From: Yi Liu <yi.l.liu@intel.com>
To: "Tian, Kevin" <kevin.tian@intel.com>,
Alex Williamson <alex.williamson@redhat.com>
Cc: "jgg@nvidia.com" <jgg@nvidia.com>,
"joro@8bytes.org" <joro@8bytes.org>,
"robin.murphy@arm.com" <robin.murphy@arm.com>,
"eric.auger@redhat.com" <eric.auger@redhat.com>,
"nicolinc@nvidia.com" <nicolinc@nvidia.com>,
"kvm@vger.kernel.org" <kvm@vger.kernel.org>,
"chao.p.peng@linux.intel.com" <chao.p.peng@linux.intel.com>,
"iommu@lists.linux.dev" <iommu@lists.linux.dev>,
"baolu.lu@linux.intel.com" <baolu.lu@linux.intel.com>,
"Duan, Zhenzhong" <zhenzhong.duan@intel.com>,
"Pan, Jacob jun" <jacob.jun.pan@intel.com>
Subject: Re: [PATCH v2 4/4] vfio: Report PASID capability via VFIO_DEVICE_FEATURE ioctl
Date: Thu, 18 Apr 2024 16:23:06 +0800 [thread overview]
Message-ID: <53e06b21-a2ba-443a-b8a4-87c4826b0798@intel.com> (raw)
In-Reply-To: <BN9PR11MB527690902C6D7D479C16DB3C8C0E2@BN9PR11MB5276.namprd11.prod.outlook.com>
On 2024/4/18 08:21, Tian, Kevin wrote:
>> From: Alex Williamson <alex.williamson@redhat.com>
>> Sent: Thursday, April 18, 2024 4:26 AM
>>
>> On Wed, 17 Apr 2024 07:09:52 +0000
>> "Tian, Kevin" <kevin.tian@intel.com> wrote:
>>
>>>> From: Alex Williamson <alex.williamson@redhat.com>
>>>> Sent: Wednesday, April 17, 2024 1:57 AM
>>>>
>>>> On Fri, 12 Apr 2024 01:21:21 -0700
>>>> Yi Liu <yi.l.liu@intel.com> wrote:
>>>>
>>>>> + */
>>>>> +struct vfio_device_feature_pasid {
>>>>> + __u16 capabilities;
>>>>> +#define VFIO_DEVICE_PASID_CAP_EXEC (1 << 0)

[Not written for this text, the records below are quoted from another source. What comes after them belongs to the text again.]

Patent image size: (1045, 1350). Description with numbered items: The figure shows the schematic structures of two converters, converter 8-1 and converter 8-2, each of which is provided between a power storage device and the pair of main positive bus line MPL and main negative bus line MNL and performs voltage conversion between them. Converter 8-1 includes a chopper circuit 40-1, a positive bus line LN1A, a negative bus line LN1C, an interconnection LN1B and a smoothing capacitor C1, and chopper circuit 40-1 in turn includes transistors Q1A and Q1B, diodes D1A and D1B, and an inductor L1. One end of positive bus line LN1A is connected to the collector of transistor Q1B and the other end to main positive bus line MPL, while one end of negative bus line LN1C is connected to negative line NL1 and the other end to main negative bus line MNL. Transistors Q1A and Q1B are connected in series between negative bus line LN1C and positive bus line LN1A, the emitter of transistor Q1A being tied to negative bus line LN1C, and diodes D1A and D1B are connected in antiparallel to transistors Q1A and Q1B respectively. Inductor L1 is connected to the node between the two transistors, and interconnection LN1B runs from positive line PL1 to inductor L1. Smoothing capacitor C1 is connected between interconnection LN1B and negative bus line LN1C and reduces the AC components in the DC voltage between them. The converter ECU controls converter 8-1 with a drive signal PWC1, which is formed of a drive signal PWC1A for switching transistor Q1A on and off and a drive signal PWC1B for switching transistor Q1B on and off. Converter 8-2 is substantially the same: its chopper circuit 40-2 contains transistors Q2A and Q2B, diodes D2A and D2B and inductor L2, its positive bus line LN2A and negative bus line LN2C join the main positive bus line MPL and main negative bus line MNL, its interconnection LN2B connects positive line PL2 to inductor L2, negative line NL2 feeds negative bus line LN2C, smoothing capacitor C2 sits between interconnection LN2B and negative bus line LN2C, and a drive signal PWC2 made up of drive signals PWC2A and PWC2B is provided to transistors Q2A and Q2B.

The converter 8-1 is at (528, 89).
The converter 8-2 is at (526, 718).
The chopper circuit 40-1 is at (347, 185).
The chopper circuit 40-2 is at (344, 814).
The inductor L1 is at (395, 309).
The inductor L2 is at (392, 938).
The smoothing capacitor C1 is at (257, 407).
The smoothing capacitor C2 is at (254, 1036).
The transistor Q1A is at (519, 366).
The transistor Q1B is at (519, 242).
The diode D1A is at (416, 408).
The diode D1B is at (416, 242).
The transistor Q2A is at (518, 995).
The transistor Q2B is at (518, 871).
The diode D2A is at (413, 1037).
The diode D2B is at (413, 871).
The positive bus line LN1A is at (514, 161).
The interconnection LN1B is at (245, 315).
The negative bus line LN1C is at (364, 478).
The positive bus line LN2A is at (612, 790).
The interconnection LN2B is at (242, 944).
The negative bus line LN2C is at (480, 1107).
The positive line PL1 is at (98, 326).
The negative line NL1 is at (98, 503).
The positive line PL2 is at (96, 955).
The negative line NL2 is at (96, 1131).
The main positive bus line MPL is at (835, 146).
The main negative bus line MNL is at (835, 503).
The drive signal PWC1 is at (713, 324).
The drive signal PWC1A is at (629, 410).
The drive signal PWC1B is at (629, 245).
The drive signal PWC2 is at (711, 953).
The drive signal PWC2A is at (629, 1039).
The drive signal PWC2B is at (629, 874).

>>>>> +#define VFIO_DEVICE_PASID_CAP_PRIV (1 << 1)
>>>>> + __u8 width;
>>>>> + __u8 __reserved;
>>>>> +};
>>>>
>>>> Building on Kevin's comment on the cover letter, if we could describe
>>>> an offset for emulating a PASID capability, this seems like the place
>>>> we'd do it. I think we're not doing that because we'd like an in-band
>>>> mechanism for a device to report unused config space, such as a DVSEC
>>>> capability, so that it can be implemented on a physical device. As
>>>> noted in the commit log here, we'd also prefer not to bloat the kernel
>>>> with more device quirks.
>>>>
>>>> In an ideal world we might be able to jump start support of that DVSEC
>>>> option by emulating the DVSEC capability on top of the PASID capability
>>>> for PFs, but unfortunately the PASID capability is 8 bytes while the
>>>> DVSEC capability is at least 12 bytes, so we can't implement that
>>>> generically either.
>>>
>>> Yeah, that's a problem.
>>>
>>>>
>>>> I don't know there's any good solution here or whether there's actually
>>>> any value to the PASID capability on a PF, but do we need to consider
>>>> leaving a field+flag here to describe the offset for that scenario?
>>>
>>> Yes, I prefer to this way.
>>>
>>>> Would we then allow variant drivers to take advantage of it? Does this
>>>> then turn into the quirk that we're trying to avoid in the kernel
>>>> rather than userspace and is that a problem? Thanks,
>>>>
>>>
>>> We don't want to proactively pursue quirks in the kernel.
>>>
>>> But if a variant driver exists for other reasons, I don't see why it
>>> should be prohibited from deciding an offset to ease the
>>> userspace. 😊
>>
>> At that point we've turned the corner into an arbitrary policy decision
>> that I can't defend. A "worthy" variant driver can implement something
>> through a side channel vfio API, but implementing that side channel
>> itself is not enough to justify a variant driver? It doesn't make
>> sense.
>>
>> Further, if we have a variant driver, why do we need a side channel for
>> the purpose of describing available config space when we expect devices
>> themselves to eventually describe the same through a DVSEC capability?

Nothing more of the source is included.